Imagine being contacted unexpectedly and told that you are going to be given $500,000 — with no strings attached — to spend in whatever way you wish.
That’s the enviable position that 24 people nationwide, including four from the Boston area, find themselves in today.
They are this year’s winners of the MacArthur Fellowships, also known as “genius awards,” which grant a half-million dollars apiece to individuals who show exceptional creativity in their work — and the promise of even more creativity in their futures.
Among this year’s winners are:
Esther Duflo, 36, an MIT economist whose research explores the “social and economic forces perpetuating the cycle of poverty for the poorest peoples in South Asia and Africa,” according to the John D. and Catherine T. MacArthur Foundation, which funds the awards.
Peter Huybers, 35, an assistant professor of earth and planetary sciences at Harvard University who has developed “several influential theories that explain global climate change on various time scales,” according to the foundation.
L. Mahadevan, 44, a professor of applied mathematics at Harvard University who explores, in the foundation’s words, “seemingly simple, but vexing, questions across the physical and biological sciences — how cloth folds when draped, how skin wrinkles, how flags flutter, how Venus flytraps snap closed.”
Rebecca Onie, 32, a “public health entrepreneur” who is the co-founder and chief executive of Project Health, a Boston nonprofit that helps low-income people get access to health care.
A Brookline resident, Onie created Project Health 13 years ago during her second year at Harvard University and the organization now operates at pediatric clinics in six cities — Boston, Providence, New York, Baltimore, Chicago, and Washington D.C.
The program lets doctors write “prescriptions” for food, housing, child care and other basic resources that many impoverished patients don’t have, contributing to their poor health.

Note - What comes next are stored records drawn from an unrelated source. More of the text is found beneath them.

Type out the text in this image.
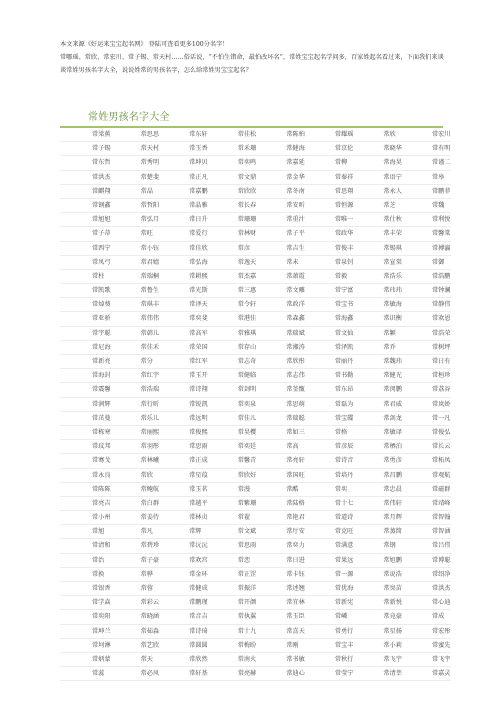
本文来源《好运来宝宝起名网》 登陆可查看更多100分名字！

常哪瑶、常欣、常宏川、常子锡、常天村……俗话说，“不怕生错命，最怕改坏名”，常姓宝宝起名学问多，百家姓起名看过来，下面我们来谈谈常姓男孩名字大全，说说姓常的男孩名字，怎么给常姓男宝宝起名？

常姓男孩名字大全
常梁蕉	常思思	常东轩	常佳松	常陈柏	常耀瑶	常欣	常宏川
常子锡	常天村	常玉香	常禾珊	常健海	常京伦	常晓华	常有明
常东哲	常秀明	常坤贝	常奕鸣	常嘉延	常柳	常海昊	常谨二
常洪杰	常楚斐	常正凡	常文鼎	常金华	常秦祥	常语宁	常皋
常麒翔	常晶	常嘉鹏	常欣欣	常冬南	常思翔	常永人	常鹏菲
常钢鑫	常哲阳	常晶雅	常长春	常安昕	常恒源	常芝	常魏
常旭旭	常弘月	常日升	常珊珊	常重汁	常唯一	常仕秋	常利悦
常子蒂	常旺	常爱行	常林财	常子平	常政华	常丰荣	常馨棠
常西宁	常小钰	常佳欣	常彦	常吉生	常俊丰	常锡琪	常搏瀛
常凤弓	常君嬉	常弘海	常逸天	常未	常泉钊	常宣棠	常御
常柱	常瑞桐	常耕熙	常杰嘉	常萧霞	常毅	常浩乐	常浩鹏
常凯歌	常鲁生	常光斯	常三惠	常文雕	常宁富	常玮玮	常钟澜
常焯葵	常琪丰	常泽天	常令轩	常政洋	常宝书	常敏海	常静伟
常亚骄	常伟伟	常奕斐	常港佳	常森鑫	常海鑫	常识衡	常欢恩
常宇聪	常韩儿	常高军	常雅琪	常瑞斌	常文仙	常颖	常浩荣
常尼海	常佳禾	常荣国	常存山	常湘涛	常泽凯	常乔	常树坪
常新亮	常分	常红军	常志奇	常欣彤	常丽丹	常魏玮	常日有
常海封	常红宇	常玉开	常健临	常志伟	常书勤	常健光	常桓珍
常震馨	常浩瑞	常诗翔	常剑明	常釜甑	常东昂	常闵鹏	常荔谷
常润辉	常行昕	常锐凯	常奕泉	常思萌	常磊为	常君威	常岚娇
常茁曼	常乐儿	常远明	常佳儿	常瑞聪	常宝碟	常剑龙	常一凡
常栋寒	常丽熙	常俊熙	常昊樱	常如三	常格	常敏译	常俊弘
常玟邦	常羽彤	常思雨	常奕廷	常高	常彦辰	常栖泊	常长云
常骞戈	常林曦	常正成	常馨青	常亮轩	常诗音	常勇彦	常柘凤
常永良	常欣	常星葭	常欣好	常国旺	常培丹	常昌鹏	常观航
常陈陈	常鲍航	常玉茗	常漫	常酷	常奕	常忠晨	常磁群
常亮吉	常白群	常越平	常紫珊	常陆格	常十七	常伟轩	常靖峰
常小州	常姜侍	常林贞	常翟	常艳君	常道诗	常月辉	常智翰
常旭	常凡	常辉	常文斌	常厅安	常克旺	常蒸简	常智涵
常清和	常碧珍	常沅沅	常思雨	常奕力	常满意	常钢	常吕伟
常治	常子豪	常欢宫	常恋	常日进	常果远	常旭鹏	常博聪
常换	常骅	常金环	常正罡	常卡钰	常一源	常说浩	常绍净
常银香	常蓉	常健成	常振洋	常述翘	常优海	常臭苗	常洪杰
常学焱	常彩云	常鹏瑾	常开颜	常宜林	常新宪	常新悦	常心迪
常奕阳	常晓涵	常音吉	常执翼	常玉臣	常嶙	常竟豪	常成
常坤兰	常茹淼	常诗琦	常十九	常喜天	常勇行	常星扬	常宏彤
常坷淋	常艺欣	常圆圆	常梅盼	常刚	常宝丰	常小莉	常蜜先
常炳蒙	常天	常欣然	常南火	常书敏	常秋行	常飞宇	常飞宇
常蕊	常必风	常轩基	常亮赫	常迪心	常莹宁	常清莘	常嘉灵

In an interview with WBUR, Onie said that when a foundation representative called to inform her that she was among this year’s winners, he reminded her that the half-million dollar award comes with no restrictions on how the money is spent.
“Literally, the man said to me on the phone, ‘This will be the first and last conversation we have. You will never hear from us again,’ ” Onie recalled. “He said, ‘Our intention is for you to be able to use these resources in whatever ways will enable you to realize your creative vision,’ which is, as you can imagine, extraordinary in my work.”
Onie says she hopes to use part of the money to expand Project Health to more cities.
The MacArthur grants are paid in quarterly installments over five years, and they are designed to provide seed money for intellectual, social and artistic endeavors. Individuals cannot apply for the award; they must be nominated.
There are no limits on a prospective winner’s age or area of activity. This year’s recipients, for example, include a photojournalist, paper maker, short story writer, molecular biologist, investigative reporter, mental health lawyer, ornithologist, bridge engineer, and two poets.